"I ciclisti dovrebbero procedere a gruppi, in coppie, così da essere più visibili, ogni incidente che mi è capitato ero sempre da solo, e colpito da dietro": ad esprimersi così a MilanoToday Omar Di Felice, famoso ultracyclist di 42 anni che nella sua carriera ha percorso mezzo mondo in sella alla bicicletta, chiamato ad esprimersi sul tema della sicurezza nel mondo del ciclismo, un argomento sempre più delicato a seguito dei casi di cronaca degli ultimi mesi relativi agli incidenti stradali occorsi nella zona del milanese.

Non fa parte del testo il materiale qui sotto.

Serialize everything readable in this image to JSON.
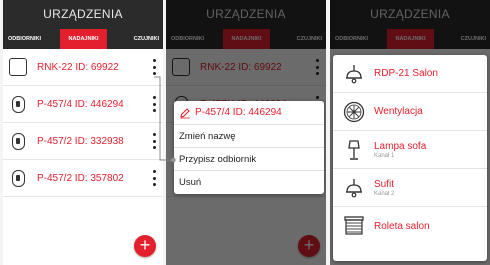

Le dichiarazioni di Omar di Felice sulla sicurezza dei ciclisti

Nel corso dell'intervista, Di Felice è partito da un assunto: "Quando si affronta il tema della sicurezza non è possibile mettere tutti sullo stesso piano, poichè ci sono le biciclette, che se sbagliano fanno del male sostanzialmente solo a se stessi, mentre se sbaglia un automobilista poi le ricadute sono anche su altri".

Secondo l'ultracyclist le città dovrebbero avere delle zone nelle quali gli automobilisti vengano limitati nella loro velocità, così da garantire maggiore sicurezza: "La velocità è la chiave degli incidenti mortali, poichè se colpisco qualcuno a circa 20/30 all'ora è un discorso, se lo travolgo oltre i 50 posso anche causare gravi danni".

"A mio avviso non è corretto diffondere l'idea che le strade non sono sicure, bisognerebbe educare invece all'uso, poichè se diciamo di non usare la bicicletta avremo sempre un ciclista in meno ed un'auto in più invece di puntare sull'uso di mezzi leggeri" ha proseguito.

La questione della responsabilità

Secondo Omar Di Felice quando si viaggia su strada "non basta purtroppo controllare quello che si sta facendo ma bisogna sempre considerare anche quello che fanno gli altri.

E su questa situazione dobbiamo intervenire, ma senza inventarci nulla, solo limitando la possibilità ai veicoli di sfrecciare per le città".

L'ultracyclist ha continuato affermando che "bisogna mettere delle regole nuove e chiare, se un camion sta transitando in città, è lui l'elefante e gli altri dei topolini; ed è l'elefante che deve essere obbligato a stare attento agli altri, non viceversa".

"Quando si gareggia ed accade una caduta, la situazione è organizzata per essere pronti ai soccorsi e limitare i danni, mentre quando si è in strada è tutto più difficile: gli incidenti mortali in gara sono ormai limitati, mentre in strada sono troppo frequenti, rendendo il traffico aperto decisamente più pericoloso di una gara ufficiale".

Secondo Di Felice infine "non serve introdurre polizze o obblighi per i ciclisti, ma seguire l'esempio di altri paesi, modernizzandoci".